Nel frattempo l’amico di mio marito è arrivato, si avvicina alla stronz… rottwailer e le chiede cosa sta succedendo.

Noi ci avviciniamo, io la sto incenerendo con lo sguardo, taccio solo per non creare problemi al nostro amico, altrimenti mi ci sarei già attaccata alla giugulare.

Solo allora noto che il comandante, per venire a salvare noi, è stato evidentemente scaraventato giù dal letto. Pensando di poterci accompagnare a bordo non ha avuto nemmeno il tempo di cambiarsi.

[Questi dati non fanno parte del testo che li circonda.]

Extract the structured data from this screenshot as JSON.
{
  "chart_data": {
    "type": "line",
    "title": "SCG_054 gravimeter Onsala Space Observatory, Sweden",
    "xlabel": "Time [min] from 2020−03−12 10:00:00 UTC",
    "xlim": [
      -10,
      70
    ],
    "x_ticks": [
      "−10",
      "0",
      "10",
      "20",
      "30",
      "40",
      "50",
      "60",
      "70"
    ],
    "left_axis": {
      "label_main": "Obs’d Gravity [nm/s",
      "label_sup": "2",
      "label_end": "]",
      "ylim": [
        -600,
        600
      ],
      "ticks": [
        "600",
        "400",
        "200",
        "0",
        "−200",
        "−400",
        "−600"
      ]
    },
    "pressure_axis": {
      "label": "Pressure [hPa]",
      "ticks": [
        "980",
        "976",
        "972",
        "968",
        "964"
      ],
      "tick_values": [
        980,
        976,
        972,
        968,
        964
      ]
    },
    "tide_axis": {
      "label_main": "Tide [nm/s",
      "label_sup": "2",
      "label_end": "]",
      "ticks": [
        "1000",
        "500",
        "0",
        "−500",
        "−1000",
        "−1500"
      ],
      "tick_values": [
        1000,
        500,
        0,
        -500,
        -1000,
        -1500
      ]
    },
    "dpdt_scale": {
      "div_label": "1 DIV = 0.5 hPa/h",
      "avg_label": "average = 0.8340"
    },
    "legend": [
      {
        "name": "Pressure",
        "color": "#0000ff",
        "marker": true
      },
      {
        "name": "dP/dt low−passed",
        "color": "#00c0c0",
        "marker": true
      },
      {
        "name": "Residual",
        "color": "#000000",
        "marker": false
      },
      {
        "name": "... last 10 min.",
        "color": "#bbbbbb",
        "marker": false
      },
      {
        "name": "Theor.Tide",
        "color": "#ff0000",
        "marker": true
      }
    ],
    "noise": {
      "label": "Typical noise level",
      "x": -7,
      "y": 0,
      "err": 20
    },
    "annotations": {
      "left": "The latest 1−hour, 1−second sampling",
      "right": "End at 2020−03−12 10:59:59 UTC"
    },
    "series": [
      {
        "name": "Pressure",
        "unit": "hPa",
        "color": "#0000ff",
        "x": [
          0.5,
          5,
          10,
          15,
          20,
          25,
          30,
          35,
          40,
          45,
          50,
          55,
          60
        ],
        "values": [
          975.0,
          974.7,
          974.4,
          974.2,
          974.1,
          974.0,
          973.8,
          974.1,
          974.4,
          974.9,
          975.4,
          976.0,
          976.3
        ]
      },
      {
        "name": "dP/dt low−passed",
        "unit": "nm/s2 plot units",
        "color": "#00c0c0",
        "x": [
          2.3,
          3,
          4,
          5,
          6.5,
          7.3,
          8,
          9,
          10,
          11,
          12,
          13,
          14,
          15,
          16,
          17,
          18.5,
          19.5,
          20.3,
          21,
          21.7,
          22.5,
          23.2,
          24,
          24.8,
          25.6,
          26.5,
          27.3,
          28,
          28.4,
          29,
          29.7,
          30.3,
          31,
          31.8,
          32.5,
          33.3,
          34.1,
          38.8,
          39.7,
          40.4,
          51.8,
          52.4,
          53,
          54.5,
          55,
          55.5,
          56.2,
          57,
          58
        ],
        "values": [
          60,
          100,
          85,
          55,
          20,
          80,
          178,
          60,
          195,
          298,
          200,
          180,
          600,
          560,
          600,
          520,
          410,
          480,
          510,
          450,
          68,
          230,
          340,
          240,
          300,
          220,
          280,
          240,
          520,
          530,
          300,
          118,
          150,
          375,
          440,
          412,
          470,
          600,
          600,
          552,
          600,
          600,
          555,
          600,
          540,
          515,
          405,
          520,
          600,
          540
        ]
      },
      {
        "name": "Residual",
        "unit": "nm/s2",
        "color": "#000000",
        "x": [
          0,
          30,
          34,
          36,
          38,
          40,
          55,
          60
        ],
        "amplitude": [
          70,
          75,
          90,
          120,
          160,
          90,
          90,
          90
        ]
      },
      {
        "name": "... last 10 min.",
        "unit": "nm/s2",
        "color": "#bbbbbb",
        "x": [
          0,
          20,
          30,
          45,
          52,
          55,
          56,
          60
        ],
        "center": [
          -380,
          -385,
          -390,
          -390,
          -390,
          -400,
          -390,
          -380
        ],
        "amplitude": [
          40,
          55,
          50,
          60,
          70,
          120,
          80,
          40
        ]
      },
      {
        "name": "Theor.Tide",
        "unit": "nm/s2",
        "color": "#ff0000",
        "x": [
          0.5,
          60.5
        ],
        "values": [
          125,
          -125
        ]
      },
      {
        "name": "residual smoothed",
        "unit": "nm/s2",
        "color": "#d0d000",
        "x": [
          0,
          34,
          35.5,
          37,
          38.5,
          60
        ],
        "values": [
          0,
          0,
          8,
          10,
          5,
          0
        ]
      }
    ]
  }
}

Immaginatevi la scena: la rottwailer paonazza che strepita che non possiamo entrare, lui che pacatamente non insiste e chiede il lasciapassare per uscire; il tutto in tuta, ciabbbatte ortopediche e tazzona termica di tè in mano.

La situazione è a dir poco tragicomica, ma alla fine optiamo per andare a bere qualcosa in un locale poco distante.

Così mi ritrovo alle 10 di sera a scorrazzare due africani, di cui uno in pigiama, che continua a sorseggiare come se niente fosse il suo tè sul sedile della mia macchina, noncurante del fatto che fino a pochi secondi prima si stava accapigliando con una sorvegliante del porto.

La serata scorre piacevole, anche se il nostro trio deve essere sembrato quanto meno bizzarro al gestore del locale, uno dei più “trendy” della zona, che in genere accogli il pubblico del grande teatro cui si trova di fronte.

La perla è stata il comandante che molla la tazza di tè solo per arraffare un bicchiere di pastisse che, giuro, non vedevo bere dal 1997.

Probabilmente i sorveglianti del porto avranno la nostra foto segnaletica in bacheca, ma ne è valsa la pena!